04Blob reporter format
The HTML reporter is for humans. The blob reporter is for machines. It is Playwright's compact
intermediate format - a zip containing every test result, attachment, trace, and screenshot the shard
produced. The merge tool reads N blob zips and writes one HTML.
run with blob reporter
npx playwright test --shard=1/4 --reporter=blob
# Default output: blob-report/report-1.zip# You can pin a name with PWBLOB_NAME env var.
Each blob zip contains:
A JSONL stream of test events (start, end, attachments).
The trace zips, video webms, and screenshot PNGs referenced by those events.
A manifest with the shard number and total.
The blob format is stable across Playwright minor versions. If shard 1 ran on v1.49.0 and shard 2 on v1.49.1, the merge still works - but pin to the same major.minor for safety.
05Merge - npx playwright merge-reportsmermaid 2/3
The merge runs after all shards complete. It accepts a directory full of blob zips and produces any
reporter output you ask for - HTML, JSON, JUnit XML, GitHub Actions annotations.
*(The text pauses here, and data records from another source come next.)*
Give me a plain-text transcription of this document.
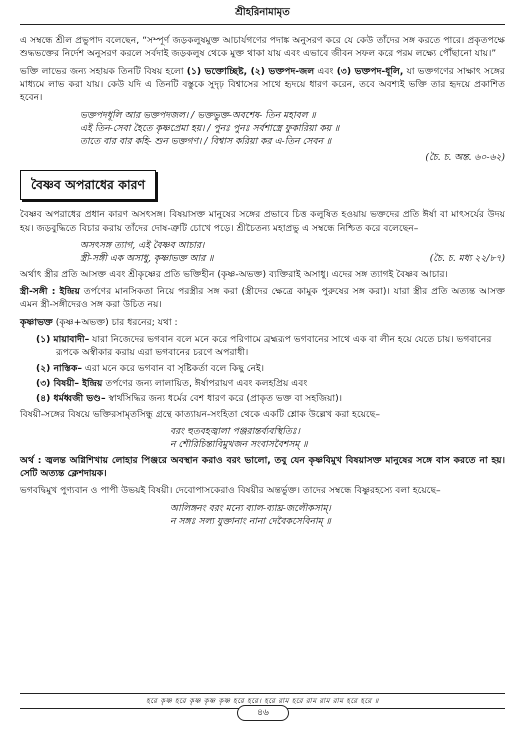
শ্রীহরিনামামৃত

এ সম্বন্ধে শ্রীল প্রভুপাদ বলেছেন, “সম্পূর্ণ জড়কলুষমুক্ত আচার্যগণের পদাঙ্ক অনুসরণ করে যে কেউ তাঁদের সঙ্গ করতে পারে। প্রকৃতপক্ষে শুদ্ধভক্তের নির্দেশ অনুসরণ করলে সর্বদাই জড়কলুষ থেকে মুক্ত থাকা যায় এবং এভাবে জীবন সফল করে পরম লক্ষ্যে পৌঁছানো যায়।”

ভক্তি লাভের জন্য সহায়ক তিনটি বিষয় হলো (১) ভক্তোচ্ছিষ্ট, (২) ভক্তপদ-জল এবং (৩) ভক্তপদ-ধূলি, যা ভক্তগণের সাক্ষাৎ সঙ্গের মাধ্যমে লাভ করা যায়। কেউ যদি এ তিনটি বস্তুকে সুদৃঢ় বিশ্বাসের সাথে হৃদয়ে ধারণ করেন, তবে অবশ্যই ভক্তি তার হৃদয়ে প্রকাশিত হবেন।

ভক্তপদধূলি আর ভক্তপদজল। / ভক্তভুক্ত-অবশেষ- তিন মহাবল ॥
এই তিন-সেবা হৈতে কৃষ্ণপ্রেমা হয়। / পুনঃ পুনঃ সর্বশাস্ত্রে ফুকারিয়া কয় ॥
তাতে বার বার কহি- শুন ভক্তগণ। / বিশ্বাস করিয়া কর এ-তিন সেবন ॥
(চৈ. চ. অন্ত. ৬০-৬২)
বৈষ্ণব অপরাধের কারণ

বৈষ্ণব অপরাধের প্রধান কারণ অসৎসঙ্গ। বিষয়াসক্ত মানুষের সঙ্গের প্রভাবে চিত্ত কলুষিত হওয়ায় ভক্তদের প্রতি ঈর্ষা বা মাৎসর্যের উদয় হয়। জড়বুদ্ধিতে বিচার করায় তাঁদের দোষ-ত্রুটি চোখে পড়ে। শ্রীচৈতন্য মহাপ্রভু এ সম্বন্ধে নিশ্চিত করে বলেছেন–

অসৎসঙ্গ ত্যাগ, এই বৈষ্ণব আচার।
স্ত্রী-সঙ্গী এক অসাধু, কৃষ্ণাভক্ত আর ॥	(চৈ. চ. মধ্য ২২/৮৭)

অর্থাৎ স্ত্রীর প্রতি আসক্ত এবং শ্রীকৃষ্ণের প্রতি ভক্তিহীন (কৃষ্ণ-অভক্ত) ব্যক্তিরাই অসাধু। এদের সঙ্গ ত্যাগই বৈষ্ণব আচার।

স্ত্রী-সঙ্গী : ইন্দ্রিয় তর্পণের মানসিকতা নিয়ে পরস্ত্রীর সঙ্গ করা (স্ত্রীদের ক্ষেত্রে কামুক পুরুষের সঙ্গ করা)। যারা স্ত্রীর প্রতি অত্যন্ত আসক্ত এমন স্ত্রী-সঙ্গীদেরও সঙ্গ করা উচিত নয়।

কৃষ্ণাভক্ত (কৃষ্ণ+অভক্ত) চার ধরনের; যথা :

(১) মায়াবাদী– যারা নিজেদের ভগবান বলে মনে করে পরিণামে ব্রহ্মরূপ ভগবানের সাথে এক বা লীন হয়ে যেতে চায়। ভগবানের রূপকে অস্বীকার করায় এরা ভগবানের চরণে অপরাধী।
(২) নাস্তিক– এরা মনে করে ভগবান বা সৃষ্টিকর্তা বলে কিছু নেই।
(৩) বিষয়ী– ইন্দ্রিয় তর্পণের জন্য লালায়িত, ঈর্ষাপরায়ণ এবং কলহপ্রিয় এবং
(৪) ধর্মধ্বজী ভণ্ড– স্বার্থসিদ্ধির জন্য ধর্মের বেশ ধারণ করে (প্রাকৃত ভক্ত বা সহজিয়া)।

বিষয়ী-সঙ্গের বিষয়ে ভক্তিরসামৃতসিন্ধু গ্রন্থে কাত্যায়ন-সংহিতা থেকে একটি শ্লোক উল্লেখ করা হয়েছে–

বরং হুতবহজ্বালা পঞ্জরান্তর্ব্যবস্থিতিঃ।
ন শৌরিচিন্তাবিমুখজন সংবাসবৈশসম্ ॥

অর্থ : জ্বলন্ত অগ্নিশিখায় লোহার পিঞ্জরে অবস্থান করাও বরং ভালো, তবু যেন কৃষ্ণবিমুখ বিষয়াসক্ত মানুষের সঙ্গে বাস করতে না হয়। সেটি অত্যন্ত ক্লেশদায়ক।

ভগবদ্বিমুখ পুণ্যবান ও পাপী উভয়ই বিষয়ী। দেবোপাসকেরাও বিষয়ীর অন্তর্ভুক্ত। তাদের সম্বন্ধে বিষ্ণুরহস্যে বলা হয়েছে–

আলিঙ্গনং বরং মন্যে ব্যাল-ব্যাঘ্র-জলৌকসাম্।
ন সঙ্গঃ সল্য যুক্তানাং নানা দেবৈকসেবিনাম্ ॥
হরে কৃষ্ণ হরে কৃষ্ণ কৃষ্ণ কৃষ্ণ হরে হরে। হরে রাম হরে রাম রাম রাম হরে হরে ॥
৪৬
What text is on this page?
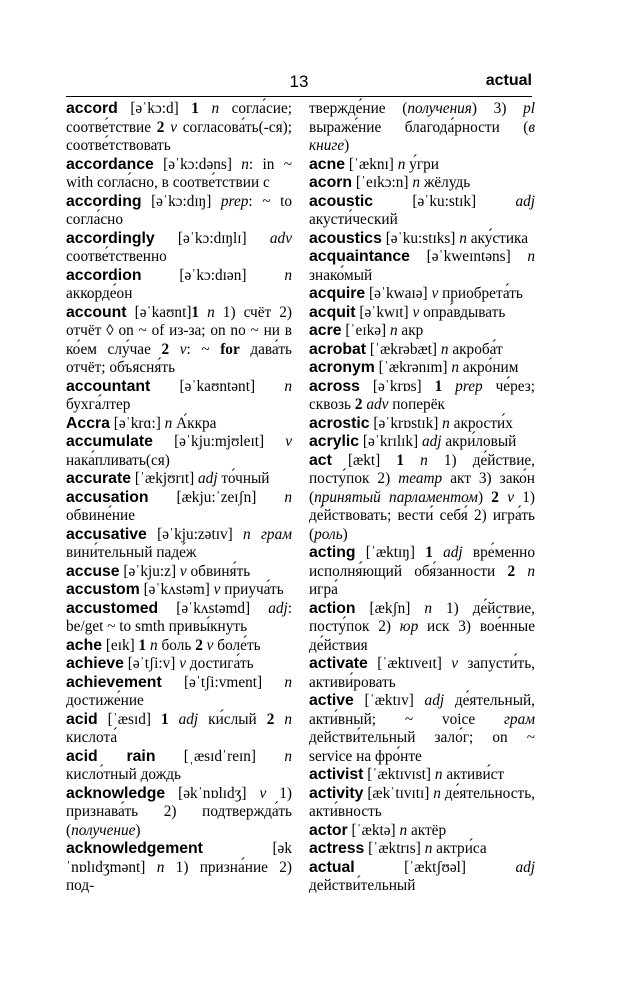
13	actual

accord [əˈkɔ:d] 1 n согла́сие; соотве́тствие 2 v согласова́ть(-ся); соотве́тствовать

accordance [əˈkɔ:dəns] n: in ~ with согла́сно, в соотве́тствии с

according [əˈkɔ:dɪŋ] prep: ~ to согла́сно

accordingly [əˈkɔ:dɪŋlɪ] adv соотве́тственно

accordion [əˈkɔ:dɪən] n аккорде́он

account [əˈkaʊnt]1 n 1) счёт 2) отчёт ◊ on ~ of из-за; on no ~ ни в ко́ем слу́чае 2 v: ~ for дава́ть отчёт; объясня́ть

accountant [əˈkaʊntənt] n бухга́лтер

Accra [əˈkrɑ:] n А́ккра

accumulate [əˈkju:mjʊleɪt] v нака́пливать(ся)

accurate [ˈækjʊrɪt] adj то́чный

accusation [ækju:ˈzeɪʃn] n обвине́ние

accusative [əˈkju:zətɪv] n грам вини́тельный паде́ж

accuse [əˈkju:z] v обвиня́ть

accustom [əˈkʌstəm] v приуча́ть

accustomed [əˈkʌstəmd] adj: be/get ~ to smth привы́кнуть

ache [eɪk] 1 n боль 2 v боле́ть

achieve [əˈtʃi:v] v достига́ть

achievement [əˈtʃi:vment] n достиже́ние

acid [ˈæsɪd] 1 adj ки́слый 2 n кислота́

acid rain [ˌæsɪdˈreɪn] n кисло́тный дождь

acknowledge [əkˈnɒlɪdʒ] v 1) признава́ть 2) подтвержда́ть (получение)

acknowledgement [əkˈnɒlɪdʒmənt] n 1) призна́ние 2) под-

твержде́ние (получения) 3) pl выраже́ние благода́рности (в книге)

acne [ˈæknɪ] n у́гри

acorn [ˈeɪkɔ:n] n жёлудь

acoustic [əˈku:stɪk] adj акусти́ческий

acoustics [əˈku:stɪks] n аку́стика

acquaintance [əˈkweɪntəns] n знако́мый

acquire [əˈkwaɪə] v приобрета́ть

acquit [əˈkwɪt] v опра́вдывать

acre [ˈeɪkə] n акр

acrobat [ˈækrəbæt] n акроба́т

acronym [ˈækrənɪm] n акро́ним

across [əˈkrɒs] 1 prep че́рез; сквозь 2 adv поперёк

acrostic [əˈkrɒstɪk] n акрости́х

acrylic [əˈkrɪlɪk] adj акри́ловый

act [ækt] 1 n 1) де́йствие, посту́пок 2) театр акт 3) зако́н (принятый парламентом) 2 v 1) де́йствовать; вести́ себя́ 2) игра́ть (роль)

acting [ˈæktɪŋ] 1 adj вре́менно исполня́ющий обя́занности 2 n игра́

action [ækʃn] n 1) де́йствие, посту́пок 2) юр иск 3) вое́нные де́йствия

activate [ˈæktɪveɪt] v запусти́ть, активи́ровать

active [ˈæktɪv] adj де́ятельный, акти́вный; ~ voice грам действи́тельный зало́г; on ~ service на фро́нте

activist [ˈæktɪvɪst] n активи́ст

activity [ækˈtɪvɪtɪ] n де́ятельность, акти́вность

actor [ˈæktə] n актёр

actress [ˈæktrɪs] n актри́са

actual [ˈæktʃʊəl] adj действи́тельный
Most teams produce HTML
for humans and JUnit XML for CI ingestion.
Lifecycle of blob files - written by shards, uploaded as artifacts, downloaded and merged in a final job.
merge command
# All blob zips collected under ./all-blob-reports/
npx playwright merge-reports ./all-blob-reports \
--reporter=html
# Multi-output: html + junit + GitHub annotations
npx playwright merge-reports ./all-blob-reports \
--reporter=html,junit,github
The merged HTML has every test in one place, marks reruns and retries correctly, and shows attachments inline.
06GitHub Actions matrix fanout mermaid 3/3
Matrix is GitHub's way of saying "run this same job once per element in a list". Combined with sharding,
it gives you the 1-container-1-shard pattern for free.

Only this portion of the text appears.